WASHINGTON -- The nearly decade-long war in Iraq cost the United States dearly in lives, casualties and dollars, but despite the immense toll, the overwhelming majority of Americans know no one who was wounded or killed there.
That sense of personal disengagement is the most striking finding from a new HuffPost/YouGov poll. Just 12 percent of Americans said that they or someone they know was wounded in the war in Iraq, and only 6 percent said they know someone who was killed in the Iraq War.
While 52 percent of Americans said they at least know someone who served in combat in Iraq (including 2 percent who served themselves and 14 percent who had a family member serve), nearly half (44 percent) reported no personal connection at all to those who did the fighting and dying there.

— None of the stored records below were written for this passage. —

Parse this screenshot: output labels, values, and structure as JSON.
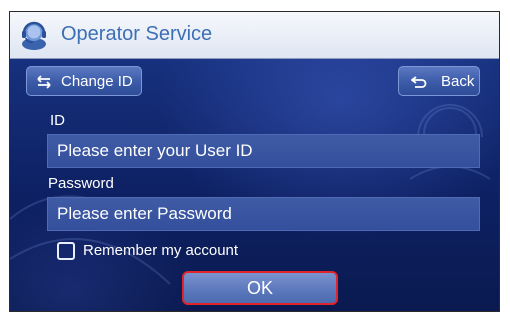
{
  "window": {
    "title": "Operator Service"
  },
  "toolbar": {
    "change_id_label": "Change ID",
    "back_label": "Back"
  },
  "form": {
    "id_label": "ID",
    "id_placeholder": "Please enter your  User ID",
    "password_label": "Password",
    "password_placeholder": "Please enter Password",
    "remember_label": "Remember my account",
    "remember_checked": false,
    "ok_label": "OK"
  },
  "icons": {
    "title": "operator-headset-icon",
    "change_id": "swap-arrows-icon",
    "back": "return-arrow-icon"
  },
  "colors": {
    "title_text": "#3d6fb5",
    "screen_bg": "#0d2062",
    "button": "#3b5aa7",
    "ok_focus_border": "#e0242a"
  }
}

The numbers from the survey largely reflect the reality of today's professional military. The U.S. Department of Defense states that 1.1 million Americans were deployed to Iraq, and a total of 2.5 million were deployed to either Iraq or Afghanistan. That amounts to 1 percent of the nation's adult population. In comparison, 9 percent of Americans were in uniform during World War II.
The U.S. military also estimates that 4,488 Americans were killed in Iraq and 32,221 were wounded, though independent assessments find a much greater number affected by post-traumatic stress or other injuries that did not require immediate treatment. Either way, the number of Americans killed or known to friends and colleagues as having been wounded is a tiny fraction of the overall population.

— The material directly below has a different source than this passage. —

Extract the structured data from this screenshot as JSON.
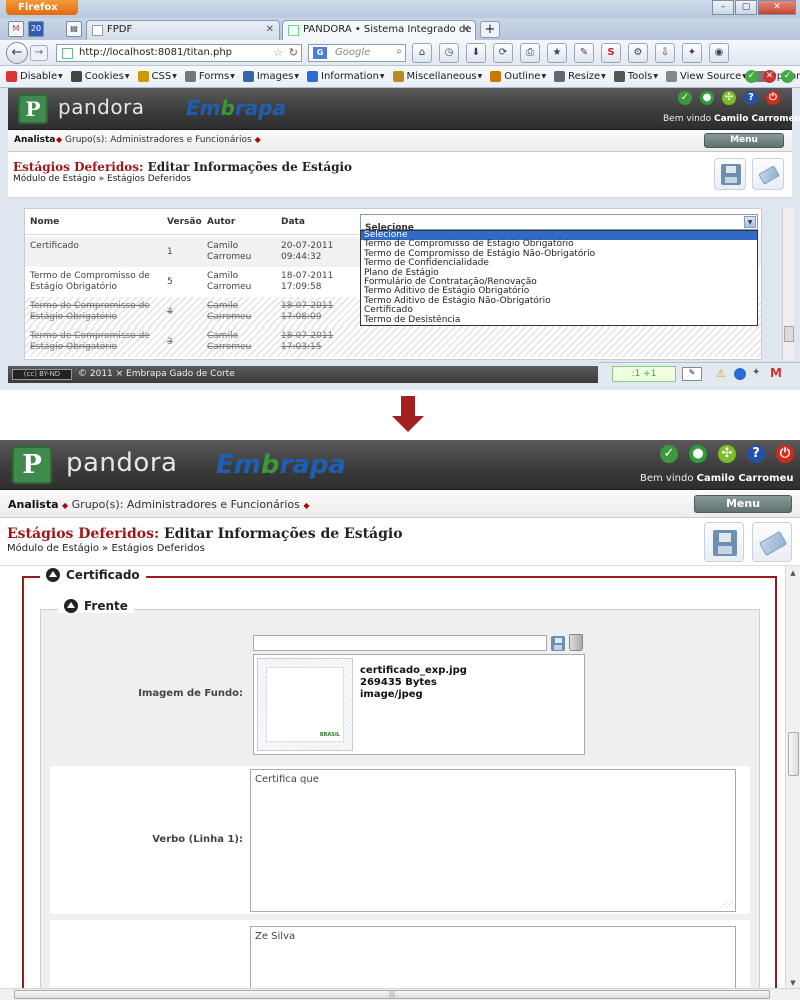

Despite the relatively small number of Americans personally impacted by the war, few look back on the Iraq conflict and support it today. Only 24 percent of respondents to the new poll said they thought the war had been worth fighting, while 54 percent said it had not been. Another 22 percent said they were not sure.
Three-quarters of Democrats and 55 percent of independents said the Iraq War was not worth fighting. But Republicans were more likely to say that it was worth the cost than it was not -- by a 47 to 30 percent margin.
Those who had served in the war or had a family member serve were more likely to say it was worth the cost (35 percent) than those with no personal connection (19 percent), though even among military families, a majority (53 percent) said the Iraq War was not worth the cost.
The results of the new HuffPost/YouGov survey are similar to those of a Gallup survey released Monday, which found that Americans think the Iraq war was a mistake (by a 53 to 42 percent margin), and an ABC News/Washington Post poll released Sunday, which found most think the benefits of the war have not been worth the costs (by a 58 to 38 percent margin).
The HuffPost/YouGov poll was conducted March 14-15 among 1,000 U.S. adults. The poll used a sample selected from YouGov's opt-in online panel to match the demographics and other characteristics of the adult U.S. population. Factors considered include age, race, gender, education, employment, income, marital status, number of children, voter registration, time and location of Internet access, interest in politics, religion and church attendance.